Vermiculite rising

By Siobhan Lismore-Scott
Published: Thursday, 28 June 2018

New supply from Uganda and Turkey pushed up global vermiculite production in 2017. Meanwhile, prices have increased out of the United States because customers are demanding higher grades.

Vermiculite is a hydrated magnesium-aluminium silicate - its typical composition is 38-46% silica (SiO2), 10-16% alumina (Al2O3), 16-35% magnesia (MgO) and other compounds such as calcium, iron, potassium and titanium oxide. 

Owing to its lamellar structure, similar to that of mica, vermiculite expands 6-30 times the original volume of vermiculite concentrate when heated above 870°C (1,598°F) through a process called exfoliation.

Exfoliated vermiculite is chemically inert, with a melting temperature of between 1,200°C (2,192°F) and 1,320°C (2,408°F). It is non-combustible and is a good insulator of electricity, heat and sound.

Vermiculite is widely used in horticulture, owing to the structure of the mineral, which allows it to control soil moisture and host mineral fertiliser. Because of its specific mineral properties, vermiculite lends itself to a variety of other commercial applications such as in construction and packaging. 

Horticulture accounts for at least 50% of vermiculite’s end market. Other market applications include building plaster; fire protection; refractory; friction linings; special coatings; animal feed; and packaging.
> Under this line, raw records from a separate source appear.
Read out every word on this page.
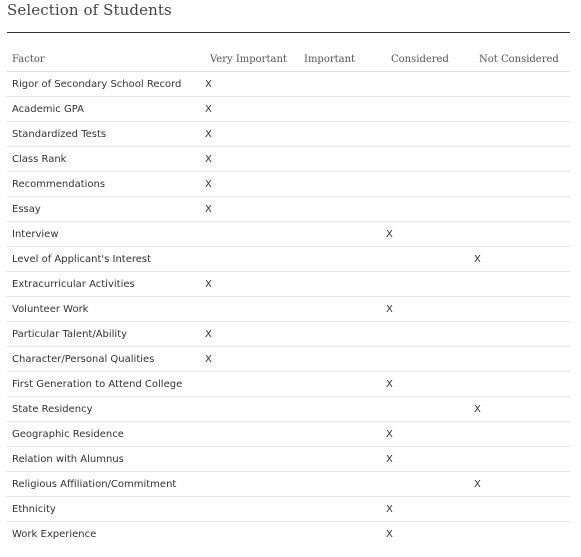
Selection of Students
Factor	Very Important	Important	Considered	Not Considered
Rigor of Secondary School Record	X			
Academic GPA	X			
Standardized Tests	X			
Class Rank	X			
Recommendations	X			
Essay	X			
Interview			X	
Level of Applicant's Interest				X
Extracurricular Activities	X			
Volunteer Work			X	
Particular Talent/Ability	X			
Character/Personal Qualities	X			
First Generation to Attend College			X	
State Residency				X
Geographic Residence			X	
Relation with Alumnus			X	
Religious Affiliation/Commitment				X
Ethnicity			X	
Work Experience			X	
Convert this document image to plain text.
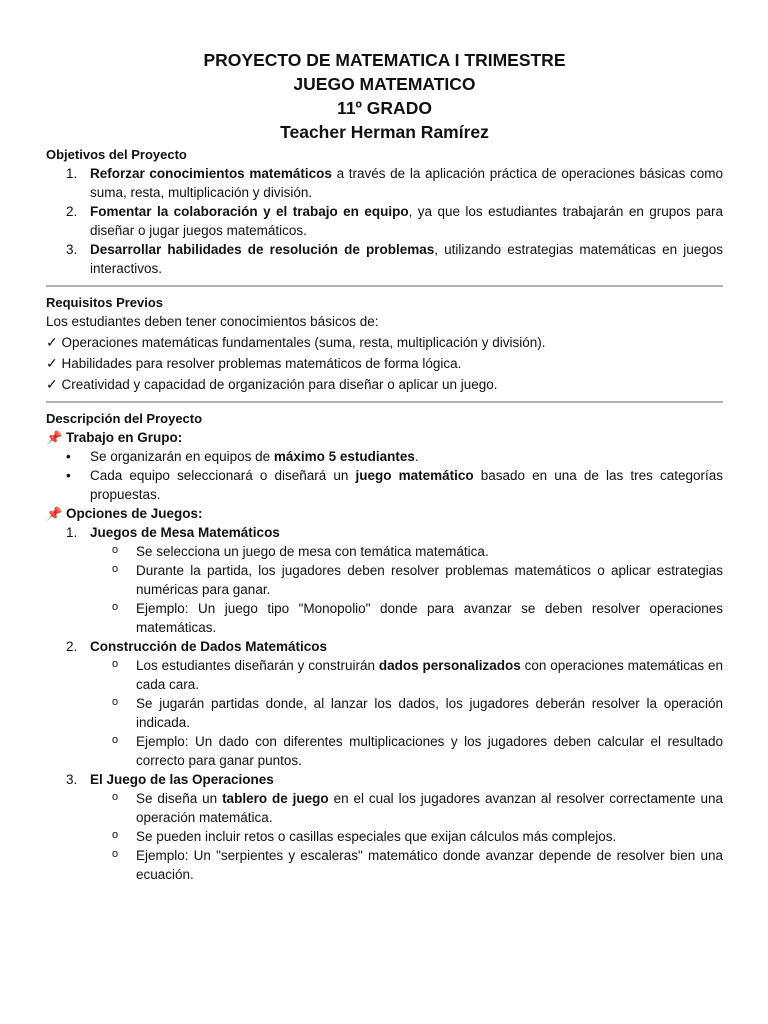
PROYECTO DE MATEMATICA I TRIMESTRE

JUEGO MATEMATICO

11º GRADO

Teacher Herman Ramírez

Objetivos del Proyecto

1. Reforzar conocimientos matemáticos a través de la aplicación práctica de operaciones básicas como suma, resta, multiplicación y división.
2. Fomentar la colaboración y el trabajo en equipo, ya que los estudiantes trabajarán en grupos para diseñar o jugar juegos matemáticos.
3. Desarrollar habilidades de resolución de problemas, utilizando estrategias matemáticas en juegos interactivos.

Requisitos Previos

Los estudiantes deben tener conocimientos básicos de:

✓ Operaciones matemáticas fundamentales (suma, resta, multiplicación y división).

✓ Habilidades para resolver problemas matemáticos de forma lógica.

✓ Creatividad y capacidad de organización para diseñar o aplicar un juego.

Descripción del Proyecto

📌 Trabajo en Grupo:

• Se organizarán en equipos de máximo 5 estudiantes.
• Cada equipo seleccionará o diseñará un juego matemático basado en una de las tres categorías propuestas.

📌 Opciones de Juegos:

1. Juegos de Mesa Matemáticos
o Se selecciona un juego de mesa con temática matemática.
o Durante la partida, los jugadores deben resolver problemas matemáticos o aplicar estrategias numéricas para ganar.
o Ejemplo: Un juego tipo "Monopolio" donde para avanzar se deben resolver operaciones matemáticas.
2. Construcción de Dados Matemáticos
o Los estudiantes diseñarán y construirán dados personalizados con operaciones matemáticas en cada cara.
o Se jugarán partidas donde, al lanzar los dados, los jugadores deberán resolver la operación indicada.
o Ejemplo: Un dado con diferentes multiplicaciones y los jugadores deben calcular el resultado correcto para ganar puntos.
3. El Juego de las Operaciones
o Se diseña un tablero de juego en el cual los jugadores avanzan al resolver correctamente una operación matemática.
o Se pueden incluir retos o casillas especiales que exijan cálculos más complejos.
o Ejemplo: Un "serpientes y escaleras" matemático donde avanzar depende de resolver bien una ecuación.
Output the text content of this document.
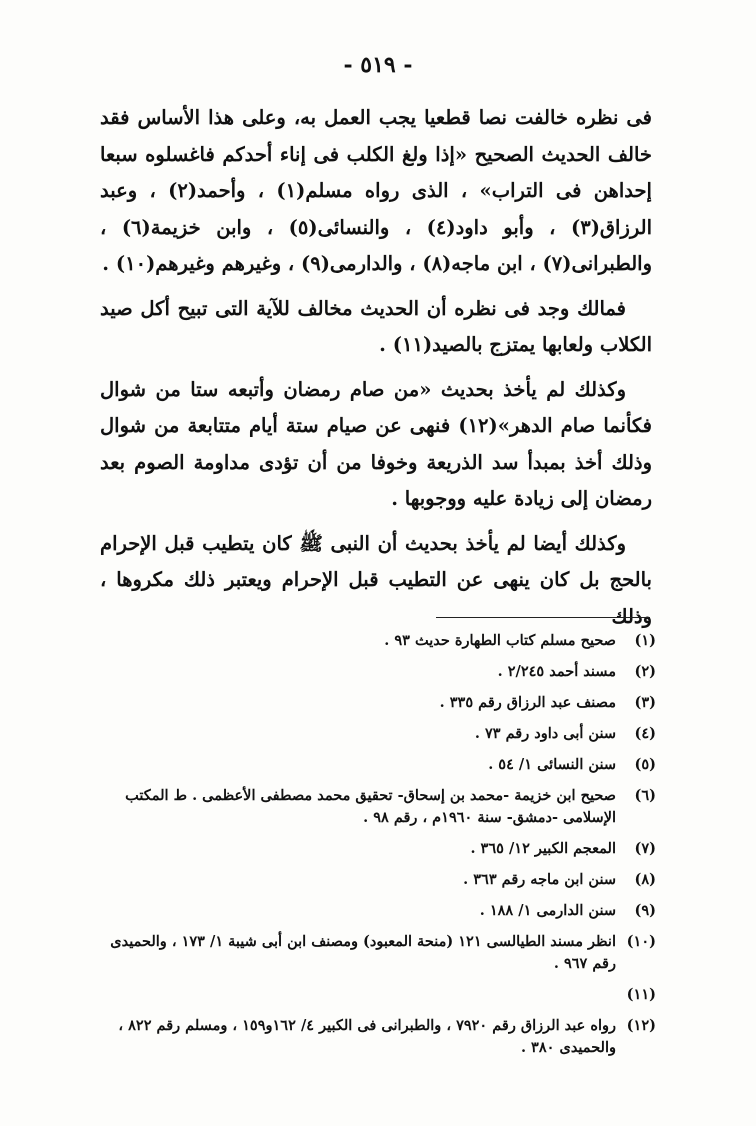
- ٥١٩ -

فى نظره خالفت نصا قطعيا يجب العمل به، وعلى هذا الأساس فقد خالف الحديث الصحيح «إذا ولغ الكلب فى إناء أحدكم فاغسلوه سبعا إحداهن فى التراب» ، الذى رواه مسلم(١) ، وأحمد(٢) ، وعبد الرزاق(٣) ، وأبو داود(٤) ، والنسائى(٥) ، وابن خزيمة(٦) ، والطبرانى(٧) ، ابن ماجه(٨) ، والدارمى(٩) ، وغيرهم وغيرهم(١٠) .

فمالك وجد فى نظره أن الحديث مخالف للآية التى تبيح أكل صيد الكلاب ولعابها يمتزج بالصيد(١١) .

وكذلك لم يأخذ بحديث «من صام رمضان وأتبعه ستا من شوال فكأنما صام الدهر»(١٢) فنهى عن صيام ستة أيام متتابعة من شوال وذلك أخذ بمبدأ سد الذريعة وخوفا من أن تؤدى مداومة الصوم بعد رمضان إلى زيادة عليه ووجوبها .

وكذلك أيضا لم يأخذ بحديث أن النبى ﷺ كان يتطيب قبل الإحرام بالحج بل كان ينهى عن التطيب قبل الإحرام ويعتبر ذلك مكروها ، وذلك

(١)
صحيح مسلم كتاب الطهارة حديث ٩٣ .
(٢)
مسند أحمد ٢/٢٤٥ .
(٣)
مصنف عبد الرزاق رقم ٣٣٥ .
(٤)
سنن أبى داود رقم ٧٣ .
(٥)
سنن النسائى ١/ ٥٤ .
(٦)
صحيح ابن خزيمة -محمد بن إسحاق- تحقيق محمد مصطفى الأعظمى . ط المكتب الإسلامى -دمشق- سنة ١٩٦٠م ، رقم ٩٨ .
(٧)
المعجم الكبير ١٢/ ٣٦٥ .
(٨)
سنن ابن ماجه رقم ٣٦٣ .
(٩)
سنن الدارمى ١/ ١٨٨ .
(١٠)
انظر مسند الطيالسى ١٢١ (منحة المعبود) ومصنف ابن أبى شيبة ١/ ١٧٣ ، والحميدى رقم ٩٦٧ .
(١١)
(١٢)
رواه عبد الرزاق رقم ٧٩٢٠ ، والطبرانى فى الكبير ٤/ ١٦٢و١٥٩ ، ومسلم رقم ٨٢٢ ، والحميدى ٣٨٠ .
Demand varies between 450,000 tonnes per year and 500,000 tpy, according to Palabora, the world’s largest producer.

New supply

Production of vermiculite increased in 2017 from the previous year via a ramp-up of new facilities in South Africa and Uganda, according to the United States Geological Survey. This year, expansions in Brazil and Turkey have led to expectations of bolstered supply, along with some production increases in China. 
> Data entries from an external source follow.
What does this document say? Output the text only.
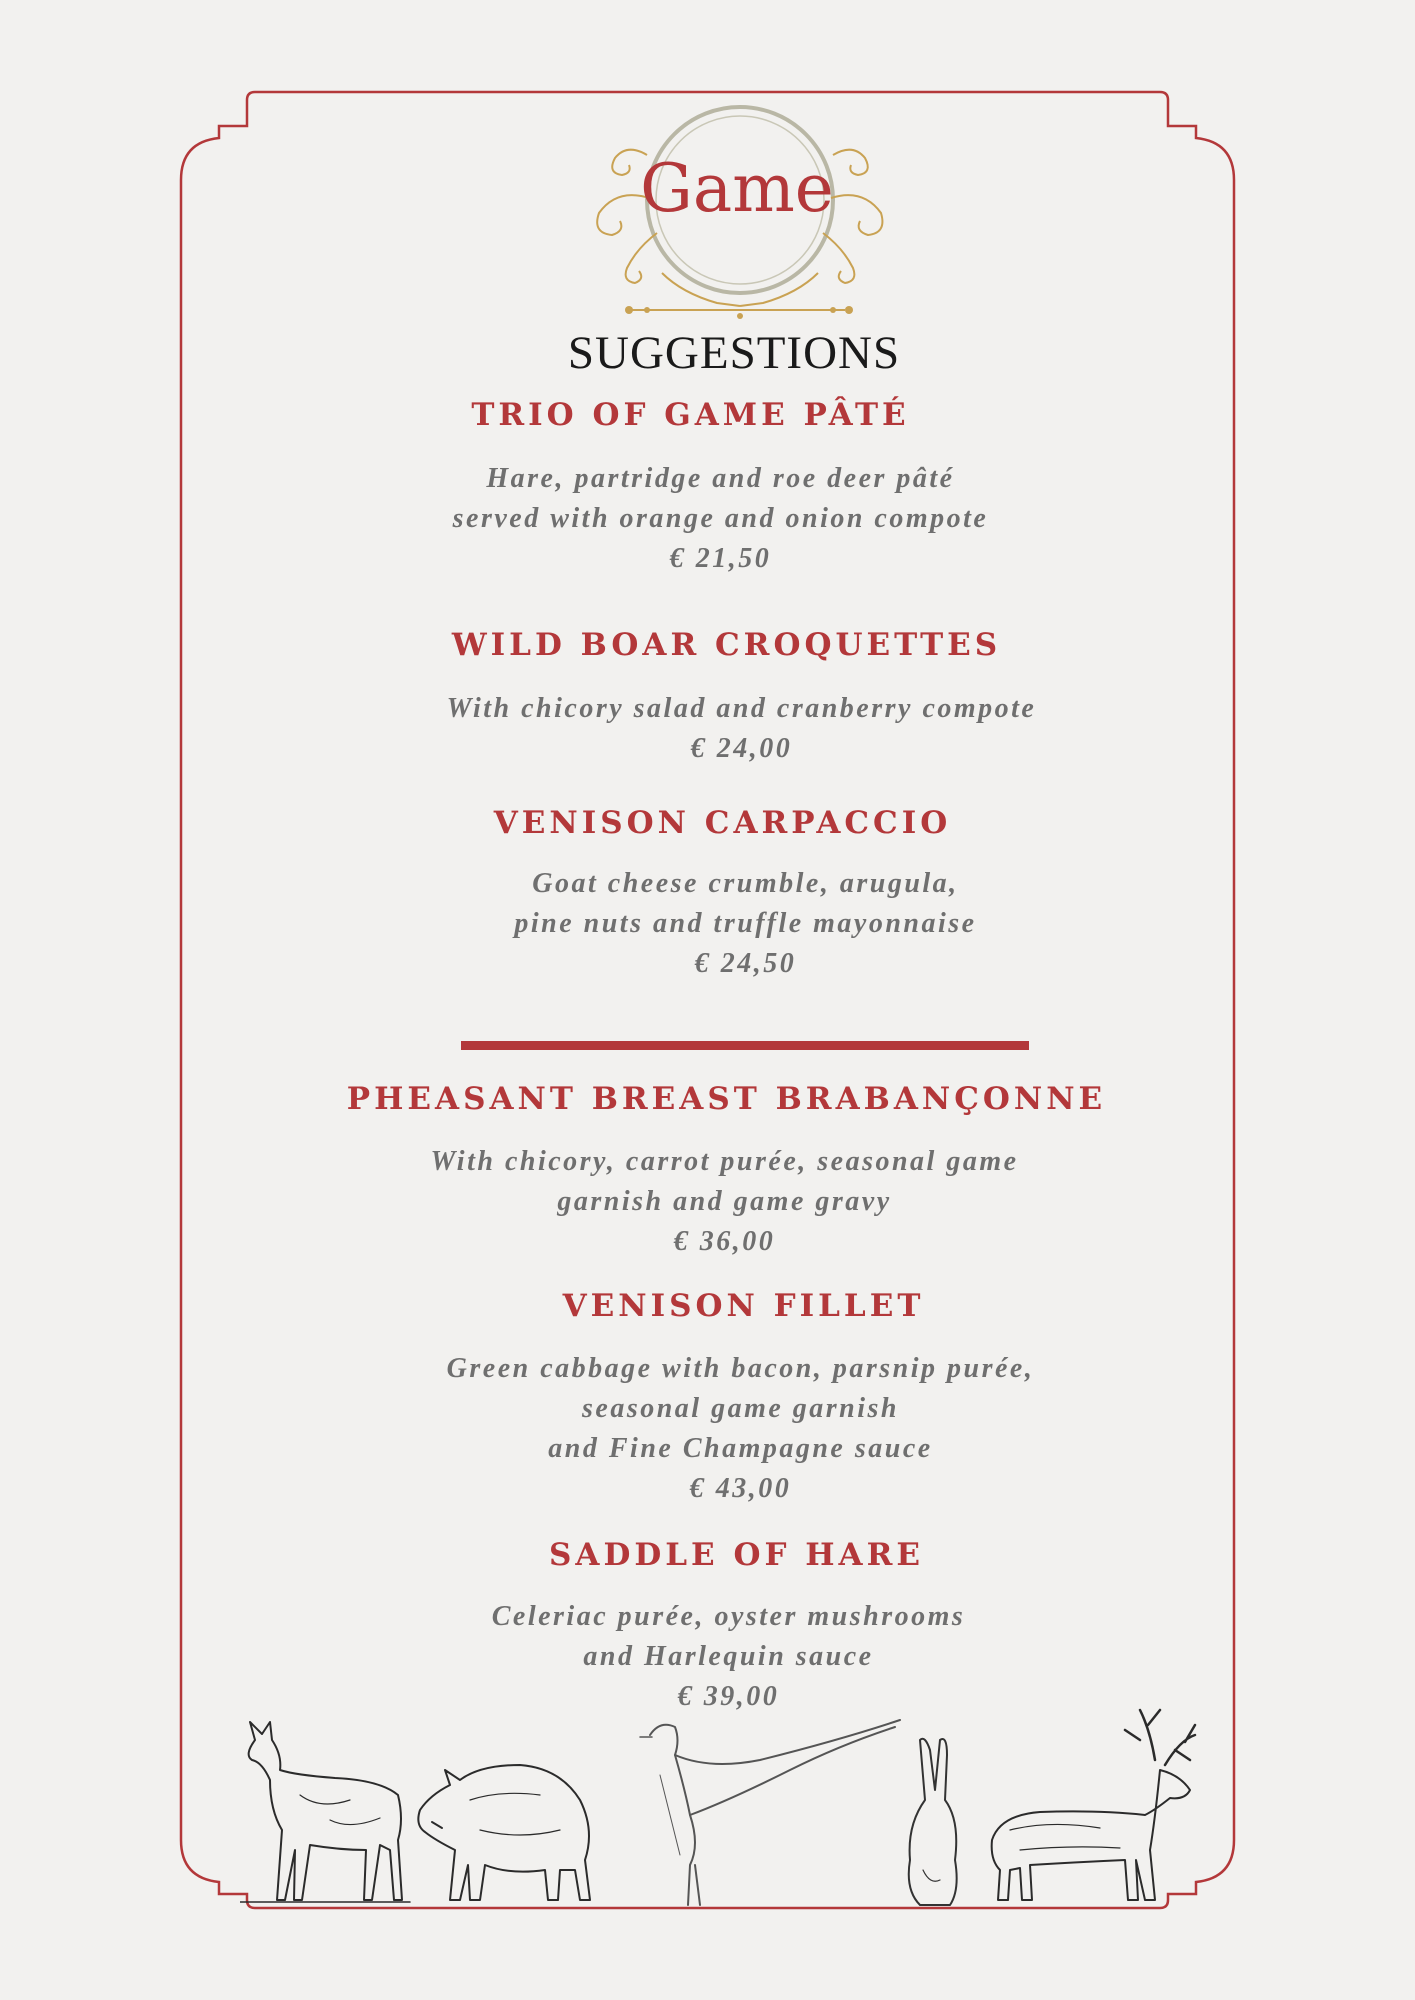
Game
SUGGESTIONS
TRIO OF GAME PÂTÉ
Hare, partridge and roe deer pâté
served with orange and onion compote
€ 21,50
WILD BOAR CROQUETTES
With chicory salad and cranberry compote
€ 24,00
VENISON CARPACCIO
Goat cheese crumble, arugula,
pine nuts and truffle mayonnaise
€ 24,50
PHEASANT BREAST BRABANÇONNE
With chicory, carrot purée, seasonal game
garnish and game gravy
€ 36,00
VENISON FILLET
Green cabbage with bacon, parsnip purée,
seasonal game garnish
and Fine Champagne sauce
€ 43,00
SADDLE OF HARE
Celeriac purée, oyster mushrooms
and Harlequin sauce
€ 39,00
But supply issues in China caused by increased environmental legislation means that the perceived increase in supply may not be as significant as first thought.

"We have not noticed an impact so far in Europe. We do monitor trade statistics and won’t be able to draw comparison until later in the year when new data is available," Richard Knight, Palabora Europe’s commercial director, told Industrial Minerals when questioned on the reported Chinese shutdowns.

Uganda rising

The restart of Namakera by Black Mountain Resources, which acquired the vermiculite mine from African Phosphate Pty Ltd in 2016, raised vermiculite production in Uganda last year.
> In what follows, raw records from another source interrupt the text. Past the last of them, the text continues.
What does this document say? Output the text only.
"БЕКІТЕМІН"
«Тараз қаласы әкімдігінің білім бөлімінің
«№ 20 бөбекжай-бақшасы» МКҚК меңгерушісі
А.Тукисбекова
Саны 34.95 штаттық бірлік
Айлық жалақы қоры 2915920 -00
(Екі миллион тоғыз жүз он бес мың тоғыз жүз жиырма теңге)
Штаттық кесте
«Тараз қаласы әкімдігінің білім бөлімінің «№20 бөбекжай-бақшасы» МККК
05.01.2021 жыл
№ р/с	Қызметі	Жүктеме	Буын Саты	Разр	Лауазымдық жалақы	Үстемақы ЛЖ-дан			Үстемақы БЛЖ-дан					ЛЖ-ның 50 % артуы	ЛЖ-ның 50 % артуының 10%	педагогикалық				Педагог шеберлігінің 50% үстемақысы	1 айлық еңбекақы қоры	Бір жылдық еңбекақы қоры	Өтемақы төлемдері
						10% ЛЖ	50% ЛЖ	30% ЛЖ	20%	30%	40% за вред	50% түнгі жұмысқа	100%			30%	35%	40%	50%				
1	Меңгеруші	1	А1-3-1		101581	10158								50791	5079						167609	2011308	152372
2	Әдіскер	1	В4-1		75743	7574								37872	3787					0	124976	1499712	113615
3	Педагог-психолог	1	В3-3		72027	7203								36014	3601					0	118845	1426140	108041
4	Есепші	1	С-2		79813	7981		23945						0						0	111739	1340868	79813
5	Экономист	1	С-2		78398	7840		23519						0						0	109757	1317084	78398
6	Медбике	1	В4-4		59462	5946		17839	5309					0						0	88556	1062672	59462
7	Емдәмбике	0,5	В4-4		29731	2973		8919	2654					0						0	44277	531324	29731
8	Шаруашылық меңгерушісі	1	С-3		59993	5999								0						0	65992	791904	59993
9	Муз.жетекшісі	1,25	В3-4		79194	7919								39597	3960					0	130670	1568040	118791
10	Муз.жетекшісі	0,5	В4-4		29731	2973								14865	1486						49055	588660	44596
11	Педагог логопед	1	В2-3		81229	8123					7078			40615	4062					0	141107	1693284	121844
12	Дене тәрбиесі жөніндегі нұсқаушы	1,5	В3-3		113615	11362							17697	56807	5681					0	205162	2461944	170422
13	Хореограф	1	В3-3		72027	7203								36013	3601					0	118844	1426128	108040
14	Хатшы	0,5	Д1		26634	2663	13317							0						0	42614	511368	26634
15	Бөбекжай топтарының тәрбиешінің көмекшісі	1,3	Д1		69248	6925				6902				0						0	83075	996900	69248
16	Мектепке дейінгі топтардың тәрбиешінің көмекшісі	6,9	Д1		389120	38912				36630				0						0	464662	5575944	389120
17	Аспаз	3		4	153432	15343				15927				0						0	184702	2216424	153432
Prior to African Phosphate owning the mine, it belonged to Rio Tinto.

"[The mine] is considered one of the largest and highest quality vermiculite assets globally,’" brokers Verdant Capital said of the sale.

African Phosphate was listed on the Australian Stock Exchange through a reverse takeover by Black Mountain, which was - somewhat confusingly - renamed African Phosphate following the completion of the process. 

According to the USGS, Ugandan vermiculite production increased to 20,000 tonnes in 2017 from 3,000 tonnes in 2016.

Steady on the US

After South Africa, the largest producer of vermiculite is the US. Two companies in North Carolina and Georgia mine and process the material - they collectively produced 100,000 tonnes in 2017.

Dicalite Management Group recently announced an increase in its vermiculite prices, attributing them to "plant improvements as well as citing its intention of "aggressively exploring additional lands to increase ore reserves."

It did not disclose the size of the rises, which were due to come into effect of July 1.

Dicalite also said it has been "continually adjusting the production conditions to ensure they can produce the grades to match the requirements of the market. The price increases are necessary to mitigate rising costs related to labor, utilities, packaging, and capital investments and allow for more capacity on high demand grades." 

This indicates that demand for higher grades of vermiculite is robust.

Strong demand

Indeed, according to Palabora’s Knight, demand for vermiculite has been strong so far this year, with fresh interest coming from the fire protection product market.

"As this is linked to construction, demand for vermiculite will grow in the parts of the world where there is a concentration of building projects," Knight told Industrial Minerals. "As we approach the mid-point of the year, demand and resulting sales have been very strong."

The company has raised its warehousing capacity in the port of Antwerp and will do likewise in the UK in August to accommodate this extra demand, it said.

"We continue to supply our traditional markets - construction, board and horticultural - and are always keen to work on R&D projects with existing customers or other interested parties, normally educational establishments. Past experience has shown that a new market does not always translate to a spike in volume; it will depend on the actual amount of vermiculite present in the end process or product," Knight added.